Bij brief van 9 oktober 2015 heeft het Hof belanghebbende gewezen op de omstandigheid dat de bewijslast ter zake van de door hem geclaimde aftrek van kosten van levensonderhoud en van specifieke zorgkosten op hem rust en hem in de gelegenheid gesteld om binnen drie weken na dagtekening van de brief betalingsbewijzen dan wel andere schriftelijke bescheiden over te leggen aan het Hof.
Belanghebbende heeft daarop een kopie van zijn brief aan de Inspecteur van 3 februari 2014 toegezonden. Schriftelijke bescheiden dan wel betalingsbewijzen heeft hij niet overgelegd.
Het Hof heeft partijen uitgenodigd voor de mondelinge behandeling van het hoger beroep te Arnhem op 3 maart 2016 om 15.30 uur. Bij brief van 26 februari 2016 heeft belanghebbende het Hof bericht dat hij de mondelinge behandeling vanwege psychische en lichamelijke omstandigheden niet kan bijwonen. Bij deze brief is een kopie van de etiketten van aan belanghebbende voorgeschreven medicatie gevoegd. Het Hof heeft belanghebbende bij brief van 26 februari 2016 meegedeeld dat geen uitstel wordt verleend en dat de zitting door zal gaan en dat belanghebbende zich desgewenst kan laten vertegenwoordigen door een gemachtigde. Ter zitting van het Hof van 3 maart 2016 is namens belanghebbende niemand verschenen.
3 Het geschil, de standpunten en conclusies van partijen
In geschil is of belanghebbende in zijn processuele belangen is geschaad nu de Rechtbank zonder zijn aanwezigheid het beroep ter zitting heeft behandeld. Voorts is in geschil of de aanslag tijdig is vastgesteld en of de Inspecteur het rechtszekerheidsbeginsel en het zorgvuldigheidsbeginsel heeft geschonden door twee jaar na het indienen van de aangifte te verzoeken om bankafschriften en bescheiden ter onderbouwing van de geclaimde aftrekposten.
Belanghebbende verzoekt om heropening van het onderzoek nu hij niet in de gelegenheid is gesteld om de mondelinge behandeling bij de Rechtbank bij te wonen. Voorts is belanghebbende van mening dat de Inspecteur te lang heeft gewacht met het afdoen van de aangifte waardoor hij in bewijsnood is gekomen, aangezien hij drie jaar (inlichtingen zijn gevraagd in 2013) na het betreffende belastingjaar (2010) niet meer over de betreffende bescheiden beschikt. De Inspecteur deelt de visie van belanghebbende op genoemde punten niet.

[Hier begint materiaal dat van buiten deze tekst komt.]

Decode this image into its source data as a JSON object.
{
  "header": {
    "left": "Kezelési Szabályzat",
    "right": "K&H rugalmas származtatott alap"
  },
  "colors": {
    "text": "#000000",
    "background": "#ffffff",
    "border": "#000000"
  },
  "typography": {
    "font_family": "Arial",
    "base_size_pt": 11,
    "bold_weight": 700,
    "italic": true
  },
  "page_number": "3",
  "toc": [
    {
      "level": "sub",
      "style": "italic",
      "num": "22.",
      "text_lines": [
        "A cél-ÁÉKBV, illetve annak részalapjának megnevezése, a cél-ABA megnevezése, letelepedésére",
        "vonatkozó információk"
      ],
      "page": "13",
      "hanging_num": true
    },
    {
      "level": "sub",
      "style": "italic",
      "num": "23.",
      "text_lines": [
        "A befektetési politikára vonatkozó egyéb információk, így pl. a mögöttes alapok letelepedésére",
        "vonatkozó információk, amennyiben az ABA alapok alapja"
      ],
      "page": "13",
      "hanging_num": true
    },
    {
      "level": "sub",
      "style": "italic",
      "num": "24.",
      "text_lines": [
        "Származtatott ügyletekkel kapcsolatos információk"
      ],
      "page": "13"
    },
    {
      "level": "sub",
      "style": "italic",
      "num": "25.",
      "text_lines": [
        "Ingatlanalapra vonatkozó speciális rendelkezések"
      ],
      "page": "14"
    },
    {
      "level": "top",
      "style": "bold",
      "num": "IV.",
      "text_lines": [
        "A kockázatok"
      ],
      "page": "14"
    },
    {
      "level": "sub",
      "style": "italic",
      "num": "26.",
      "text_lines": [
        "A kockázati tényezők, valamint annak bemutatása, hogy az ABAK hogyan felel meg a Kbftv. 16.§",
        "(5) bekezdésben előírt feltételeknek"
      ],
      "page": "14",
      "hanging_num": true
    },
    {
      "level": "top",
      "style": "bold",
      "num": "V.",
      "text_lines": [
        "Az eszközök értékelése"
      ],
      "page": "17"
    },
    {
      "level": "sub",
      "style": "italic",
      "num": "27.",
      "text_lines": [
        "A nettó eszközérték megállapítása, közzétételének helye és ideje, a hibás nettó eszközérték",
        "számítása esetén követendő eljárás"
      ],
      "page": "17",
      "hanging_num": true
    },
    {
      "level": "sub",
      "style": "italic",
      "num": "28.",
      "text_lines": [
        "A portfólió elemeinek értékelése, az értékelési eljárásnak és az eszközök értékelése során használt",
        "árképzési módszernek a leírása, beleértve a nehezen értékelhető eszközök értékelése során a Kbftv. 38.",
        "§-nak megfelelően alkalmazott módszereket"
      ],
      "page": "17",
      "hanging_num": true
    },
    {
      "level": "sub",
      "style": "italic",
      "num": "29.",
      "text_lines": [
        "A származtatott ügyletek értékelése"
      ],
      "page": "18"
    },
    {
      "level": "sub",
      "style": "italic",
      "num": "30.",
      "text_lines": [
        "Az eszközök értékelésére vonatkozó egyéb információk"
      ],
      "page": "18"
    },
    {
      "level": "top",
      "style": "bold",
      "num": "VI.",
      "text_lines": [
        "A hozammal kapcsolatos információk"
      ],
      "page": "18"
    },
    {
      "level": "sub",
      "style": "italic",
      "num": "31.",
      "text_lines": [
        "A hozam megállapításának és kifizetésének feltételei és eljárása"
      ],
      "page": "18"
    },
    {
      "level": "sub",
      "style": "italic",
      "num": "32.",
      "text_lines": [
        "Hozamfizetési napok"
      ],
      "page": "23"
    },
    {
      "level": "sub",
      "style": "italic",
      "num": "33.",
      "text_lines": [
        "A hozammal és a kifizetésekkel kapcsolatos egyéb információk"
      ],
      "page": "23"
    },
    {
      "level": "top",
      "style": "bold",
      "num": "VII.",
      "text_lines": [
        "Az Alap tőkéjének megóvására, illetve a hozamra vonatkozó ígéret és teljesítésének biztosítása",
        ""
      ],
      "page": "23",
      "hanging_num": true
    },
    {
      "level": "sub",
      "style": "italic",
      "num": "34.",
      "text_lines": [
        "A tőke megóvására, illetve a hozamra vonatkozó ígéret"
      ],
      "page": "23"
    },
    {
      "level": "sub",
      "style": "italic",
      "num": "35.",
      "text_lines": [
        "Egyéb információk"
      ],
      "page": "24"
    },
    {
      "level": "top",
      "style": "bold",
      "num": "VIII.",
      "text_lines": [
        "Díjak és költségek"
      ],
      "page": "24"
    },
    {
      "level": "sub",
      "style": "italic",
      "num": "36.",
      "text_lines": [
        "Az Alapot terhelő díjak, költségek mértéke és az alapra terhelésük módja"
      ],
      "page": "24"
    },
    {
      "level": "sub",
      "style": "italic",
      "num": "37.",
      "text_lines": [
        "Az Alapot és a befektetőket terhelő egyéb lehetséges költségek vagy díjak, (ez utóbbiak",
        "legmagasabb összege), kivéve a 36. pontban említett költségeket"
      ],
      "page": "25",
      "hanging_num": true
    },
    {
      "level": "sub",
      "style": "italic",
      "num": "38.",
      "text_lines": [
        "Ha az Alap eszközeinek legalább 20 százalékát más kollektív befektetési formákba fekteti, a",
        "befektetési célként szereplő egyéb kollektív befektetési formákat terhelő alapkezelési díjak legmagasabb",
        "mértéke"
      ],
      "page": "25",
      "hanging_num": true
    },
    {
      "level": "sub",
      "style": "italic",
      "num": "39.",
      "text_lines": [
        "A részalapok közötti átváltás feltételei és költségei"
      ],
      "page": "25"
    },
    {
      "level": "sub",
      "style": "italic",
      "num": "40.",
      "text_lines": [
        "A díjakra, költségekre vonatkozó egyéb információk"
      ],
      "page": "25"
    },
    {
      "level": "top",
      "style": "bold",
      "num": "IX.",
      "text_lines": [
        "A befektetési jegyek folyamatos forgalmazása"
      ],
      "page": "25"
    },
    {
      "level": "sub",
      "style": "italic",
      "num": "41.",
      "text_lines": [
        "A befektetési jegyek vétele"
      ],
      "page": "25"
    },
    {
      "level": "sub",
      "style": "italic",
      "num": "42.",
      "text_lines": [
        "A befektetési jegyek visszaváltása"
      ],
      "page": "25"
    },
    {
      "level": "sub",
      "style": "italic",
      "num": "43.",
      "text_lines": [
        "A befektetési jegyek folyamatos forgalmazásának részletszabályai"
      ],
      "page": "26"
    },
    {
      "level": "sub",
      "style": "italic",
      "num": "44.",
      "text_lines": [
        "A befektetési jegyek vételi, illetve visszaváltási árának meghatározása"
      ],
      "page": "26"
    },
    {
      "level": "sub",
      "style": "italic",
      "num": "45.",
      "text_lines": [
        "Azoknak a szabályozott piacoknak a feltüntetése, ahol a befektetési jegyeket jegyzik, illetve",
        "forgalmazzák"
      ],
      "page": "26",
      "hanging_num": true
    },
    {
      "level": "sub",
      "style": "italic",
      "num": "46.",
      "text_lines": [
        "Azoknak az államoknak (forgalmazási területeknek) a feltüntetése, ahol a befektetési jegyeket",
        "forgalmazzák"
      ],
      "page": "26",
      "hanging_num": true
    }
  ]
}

Beide partijen hebben voor hun standpunt aangevoerd wat is vermeld in de van hen afkomstige stukken. Daaraan heeft de Inspecteur ter zitting toegevoegd hetgeen is vermeld in het proces-verbaal van de zitting.
Belanghebbende concludeert tot vernietiging van de uitspraak van de Rechtbank en van de uitspraken van de Inspecteur, tot vermindering van de aanslag tot een aanslag, berekend naar een belastbaar inkomen uit werk en woning van € 38.852 en tot dienovereenkomstige vermindering van de heffingsrente.
De Inspecteur concludeert tot bevestiging van de uitspraak van de Rechtbank.